Figure 5: Bottom four lines of the image from figure 4, reset in Morris Sans Medium. The characters highlighted in red were redesigned, as the 1980s Linotype Bank Gothic forms were deemed no longer appropriate.

The proportions of the uppercase letters and small caps from Linotype Bank Gothic Medium did not change during this update. However, the other five variants of Morris Sans designed—Light, Heavy, Light Condensed, Medium Condensed, and Heavy Condensed—were designed to match harmoniously with Morris Sans Medium. When drawing these characters, specimens or samples of the original Bank Gothic were not consulted. As a result, the capital letter proportions of Morris Sans in those weights diverge significantly from Bank Gothic.

ATF Bank Gothic Light and Morris Sans Light

Figure 6: The first line of this image is set in ATF’s 72-point metal Bank Gothic, while the second shows in Linotype’s Morris Sans Light. The difference in stroke thickness is clearly visible, as are the different letter proportions. Like Linotype’s Bank Gothic, Morris Sans has wider letters than the ATF original (image not shown at actual size).

ATF Bank Gothic Medium and Morris Sans Medium

Figure 7: ATF Bank Gothic Medium 72-point (top), Morris Sans Medium (bottom).

ATF Bank Gothic Bold and Morris Sans Heavy

Figure 8: ATF Bank Gothic Bold 72-point (top), Morris Sans Heavy (bottom). In order to create greater weight differentiation across the family, Morris Sans does not have a Bold weight, but rather a much darker Heavy face.

ATF Bank Gothic Light Condensed and Morris Sans Light Condensed

Figure 9: ATF Bank Gothic Condensed Light 72-point (top), Morris Sans Light Condensed (bottom). The slightly wider Condensed variants of Morris Sans allow for clearer text when the fonts are set in smaller point sizes. The Condensed weights of Morris Sans are actually more like the regular-width variants of normal fonts, since the Regular weights of Morris Sans are rather wide.

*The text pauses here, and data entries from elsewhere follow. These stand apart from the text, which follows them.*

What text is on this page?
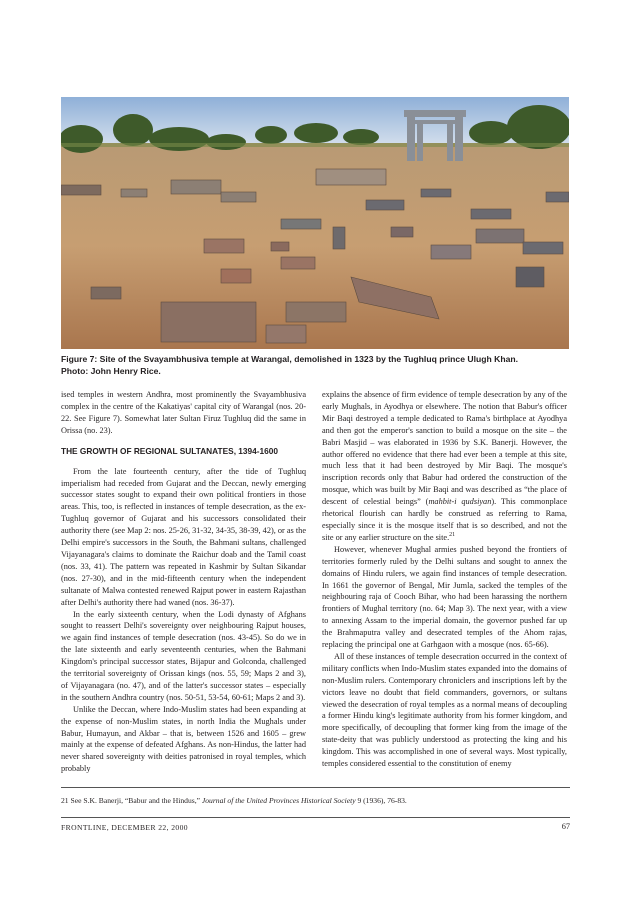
Figure 7: Site of the Svayambhusiva temple at Warangal, demolished in 1323 by the Tughluq prince Ulugh Khan.
Photo: John Henry Rice.

ised temples in western Andhra, most prominently the Svayambhusiva complex in the centre of the Kakatiyas' capital city of Warangal (nos. 20-22. See Figure 7). Somewhat later Sultan Firuz Tughluq did the same in Orissa (no. 23).

THE GROWTH OF REGIONAL SULTANATES, 1394-1600

From the late fourteenth century, after the tide of Tughluq imperialism had receded from Gujarat and the Deccan, newly emerging successor states sought to expand their own political frontiers in those areas. This, too, is reflected in instances of temple desecration, as the ex-Tughluq governor of Gujarat and his successors consolidated their authority there (see Map 2: nos. 25-26, 31-32, 34-35, 38-39, 42), or as the Delhi empire's successors in the South, the Bahmani sultans, challenged Vijayanagara's claims to dominate the Raichur doab and the Tamil coast (nos. 33, 41). The pattern was repeated in Kashmir by Sultan Sikandar (nos. 27-30), and in the mid-fifteenth century when the independent sultanate of Malwa contested renewed Rajput power in eastern Rajasthan after Delhi's authority there had waned (nos. 36-37).

In the early sixteenth century, when the Lodi dynasty of Afghans sought to reassert Delhi's sovereignty over neighbouring Rajput houses, we again find instances of temple desecration (nos. 43-45). So do we in the late sixteenth and early seventeenth centuries, when the Bahmani Kingdom's principal successor states, Bijapur and Golconda, challenged the territorial sovereignty of Orissan kings (nos. 55, 59; Maps 2 and 3), of Vijayanagara (no. 47), and of the latter's successor states – especially in the southern Andhra country (nos. 50-51, 53-54, 60-61; Maps 2 and 3).

Unlike the Deccan, where Indo-Muslim states had been expanding at the expense of non-Muslim states, in north India the Mughals under Babur, Humayun, and Akbar – that is, between 1526 and 1605 – grew mainly at the expense of defeated Afghans. As non-Hindus, the latter had never shared sovereignty with deities patronised in royal temples, which probably

explains the absence of firm evidence of temple desecration by any of the early Mughals, in Ayodhya or elsewhere. The notion that Babur's officer Mir Baqi destroyed a temple dedicated to Rama's birthplace at Ayodhya and then got the emperor's sanction to build a mosque on the site – the Babri Masjid – was elaborated in 1936 by S.K. Banerji. However, the author offered no evidence that there had ever been a temple at this site, much less that it had been destroyed by Mir Baqi. The mosque's inscription records only that Babur had ordered the construction of the mosque, which was built by Mir Baqi and was described as “the place of descent of celestial beings” (mahbit-i qudsiyan). This commonplace rhetorical flourish can hardly be construed as referring to Rama, especially since it is the mosque itself that is so described, and not the site or any earlier structure on the site.$^{21}$

However, whenever Mughal armies pushed beyond the frontiers of territories formerly ruled by the Delhi sultans and sought to annex the domains of Hindu rulers, we again find instances of temple desecration. In 1661 the governor of Bengal, Mir Jumla, sacked the temples of the neighbouring raja of Cooch Bihar, who had been harassing the northern frontiers of Mughal territory (no. 64; Map 3). The next year, with a view to annexing Assam to the imperial domain, the governor pushed far up the Brahmaputra valley and desecrated temples of the Ahom rajas, replacing the principal one at Garhgaon with a mosque (nos. 65-66).

All of these instances of temple desecration occurred in the context of military conflicts when Indo-Muslim states expanded into the domains of non-Muslim rulers. Contemporary chroniclers and inscriptions left by the victors leave no doubt that field commanders, governors, or sultans viewed the desecration of royal temples as a normal means of decoupling a former Hindu king's legitimate authority from his former kingdom, and more specifically, of decoupling that former king from the image of the state-deity that was publicly understood as protecting the king and his kingdom. This was accomplished in one of several ways. Most typically, temples considered essential to the constitution of enemy

21 See S.K. Banerji, “Babur and the Hindus,” Journal of the United Provinces Historical Society 9 (1936), 76-83.
FRONTLINE, DECEMBER 22, 2000	67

ATF Bank Gothic Medium Condensed and Morris Sans Medium Condensed

Figure 10: ATF Bank Gothic Condensed Medium 72-point (top), Morris Sans Medium Condensed (bottom).

Morris Sans Heavy Condensed

Figure 11: Morris Sans Heavy Condensed. ATF never released a “Bold Condensed” variant of Bank Gothic, but Morris Sans has a Heavy Condensed face for the sake of completeness.

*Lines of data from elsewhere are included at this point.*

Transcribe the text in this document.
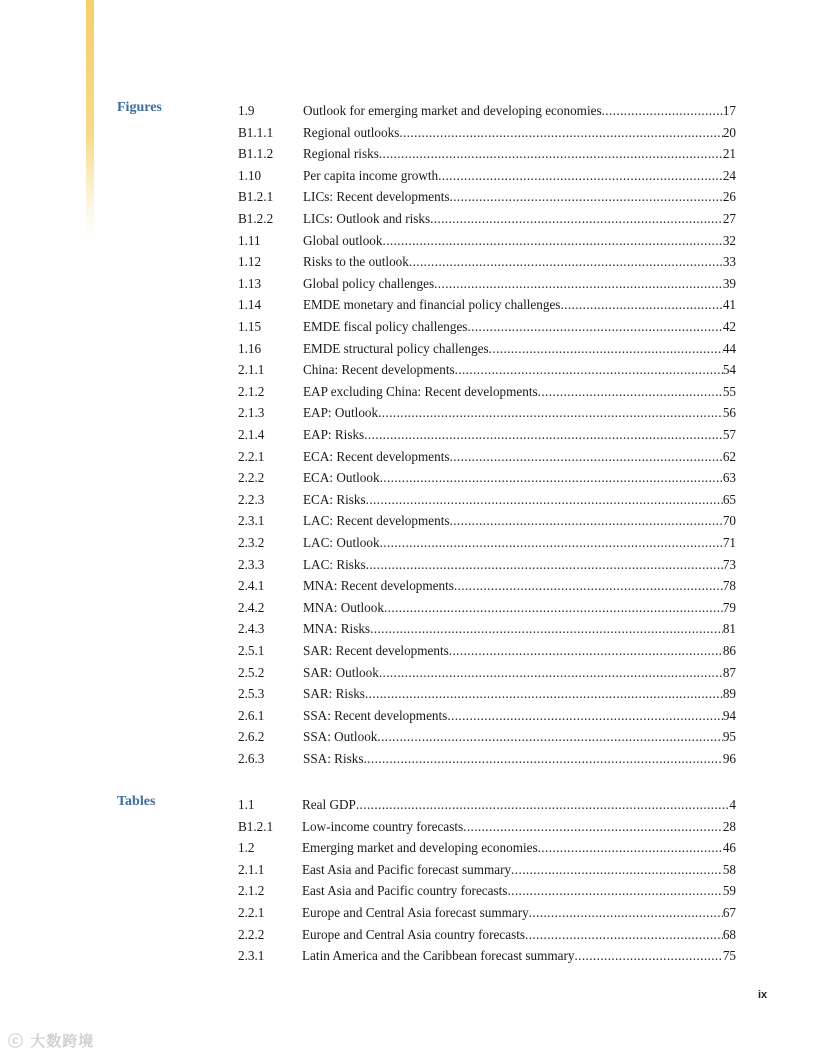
Figures	1.9	Outlook for emerging market and developing economies .....	17
B1.1.1 Regional outlooks .....	20
B1.1.2 Regional risks .....	21
1.10	Per capita income growth .....	24
B1.2.1 LICs: Recent developments .....	26
B1.2.2 LICs: Outlook and risks .....	27
1.11	Global outlook .....	32
1.12	Risks to the outlook .....	33
1.13	Global policy challenges .....	39
1.14	EMDE monetary and financial policy challenges .....	41
1.15	EMDE fiscal policy challenges .....	42
1.16	EMDE structural policy challenges .....	44
2.1.1	China: Recent developments .....	54
2.1.2	EAP excluding China: Recent developments .....	55
2.1.3	EAP: Outlook .....	56
2.1.4	EAP: Risks .....	57
2.2.1	ECA: Recent developments .....	62
2.2.2	ECA: Outlook .....	63
2.2.3	ECA: Risks .....	65
2.3.1	LAC: Recent developments .....	70
2.3.2	LAC: Outlook .....	71
2.3.3	LAC: Risks .....	73
2.4.1	MNA: Recent developments .....	78
2.4.2	MNA: Outlook .....	79
2.4.3	MNA: Risks .....	81
2.5.1	SAR: Recent developments .....	86
2.5.2	SAR: Outlook .....	87
2.5.3	SAR: Risks .....	89
2.6.1	SSA: Recent developments .....	94
2.6.2	SSA: Outlook .....	95
2.6.3	SSA: Risks .....	96
Tables	1.1	Real GDP .....	4
B1.2.1 Low-income country forecasts .....	28
1.2	Emerging market and developing economies .....	46
2.1.1	East Asia and Pacific forecast summary .....	58
2.1.2	East Asia and Pacific country forecasts .....	59
2.2.1	Europe and Central Asia forecast summary .....	67
2.2.2	Europe and Central Asia country forecasts .....	68
2.3.1	Latin America and the Caribbean forecast summary .....	75
ix
ⓒ 大数跨境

Why was this necessary? Unlike Bank Gothic, Morris Sans has a lowercase component. In normal upper and lowercase text—even display applications—the primary vehicle of communication is lowercase letters (see figs 12–13). Therefore, the function of uppercase and small cap letters within Morris Sans is intended almost solely for working well together with the new lowercase. Many of Bank Gothic’s forms, although they work well with each other, do not necessarily lend themselves to harmony with non-capital letters.

Morris Sans Condensed sample

Figure 12: 26pt/34pt Morris Sans Light Condensed, Medium Condensed, and Heavy Condensed.

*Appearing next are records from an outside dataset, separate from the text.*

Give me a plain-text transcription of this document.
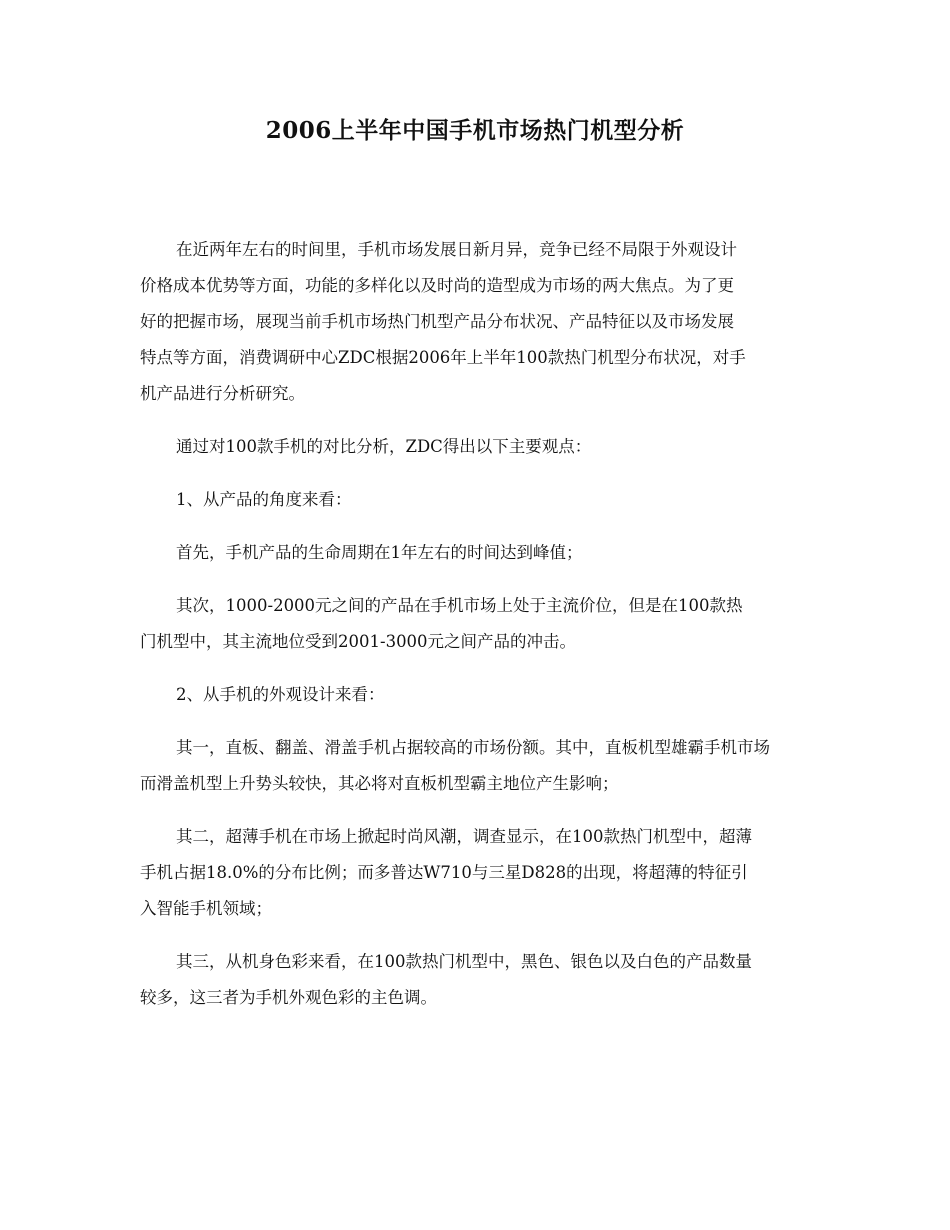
2006上半年中国手机市场热门机型分析
在近两年左右的时间里，手机市场发展日新月异，竞争已经不局限于外观设计
价格成本优势等方面，功能的多样化以及时尚的造型成为市场的两大焦点。为了更
好的把握市场，展现当前手机市场热门机型产品分布状况、产品特征以及市场发展
特点等方面，消费调研中心ZDC根据2006年上半年100款热门机型分布状况，对手
机产品进行分析研究。
通过对100款手机的对比分析，ZDC得出以下主要观点：
1、从产品的角度来看：
首先，手机产品的生命周期在1年左右的时间达到峰值；
其次，1000-2000元之间的产品在手机市场上处于主流价位，但是在100款热
门机型中，其主流地位受到2001-3000元之间产品的冲击。
2、从手机的外观设计来看：
其一，直板、翻盖、滑盖手机占据较高的市场份额。其中，直板机型雄霸手机市场
而滑盖机型上升势头较快，其必将对直板机型霸主地位产生影响；
其二，超薄手机在市场上掀起时尚风潮，调查显示，在100款热门机型中，超薄
手机占据18.0%的分布比例；而多普达W710与三星D828的出现，将超薄的特征引
入智能手机领域；
其三，从机身色彩来看，在100款热门机型中，黑色、银色以及白色的产品数量
较多，这三者为手机外观色彩的主色调。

Morris Sans regular width sample

Figure 13: Figure 13: 25pt/33pt Morris Sans Light, Medium, and Heavy.

Morris Sans supports all Latin-based languages used in Western, Central, and Eastern Europe—including those from the Baltic states and Turkey. Each font in the family includes both lining and oldstyle figures—another innovation over Bank Gothic. Both figure styles are included in both tabular and proportional varieties. There are also small caps figures available.

Figure styles

Figure 14: The different figure options in Morris Sans, from top to bottom—tabular lining figures, proportional lining figures, tabular small cap figures, proportional small cap figures, tabular oldstyle figures, and proportional oldstyle figures.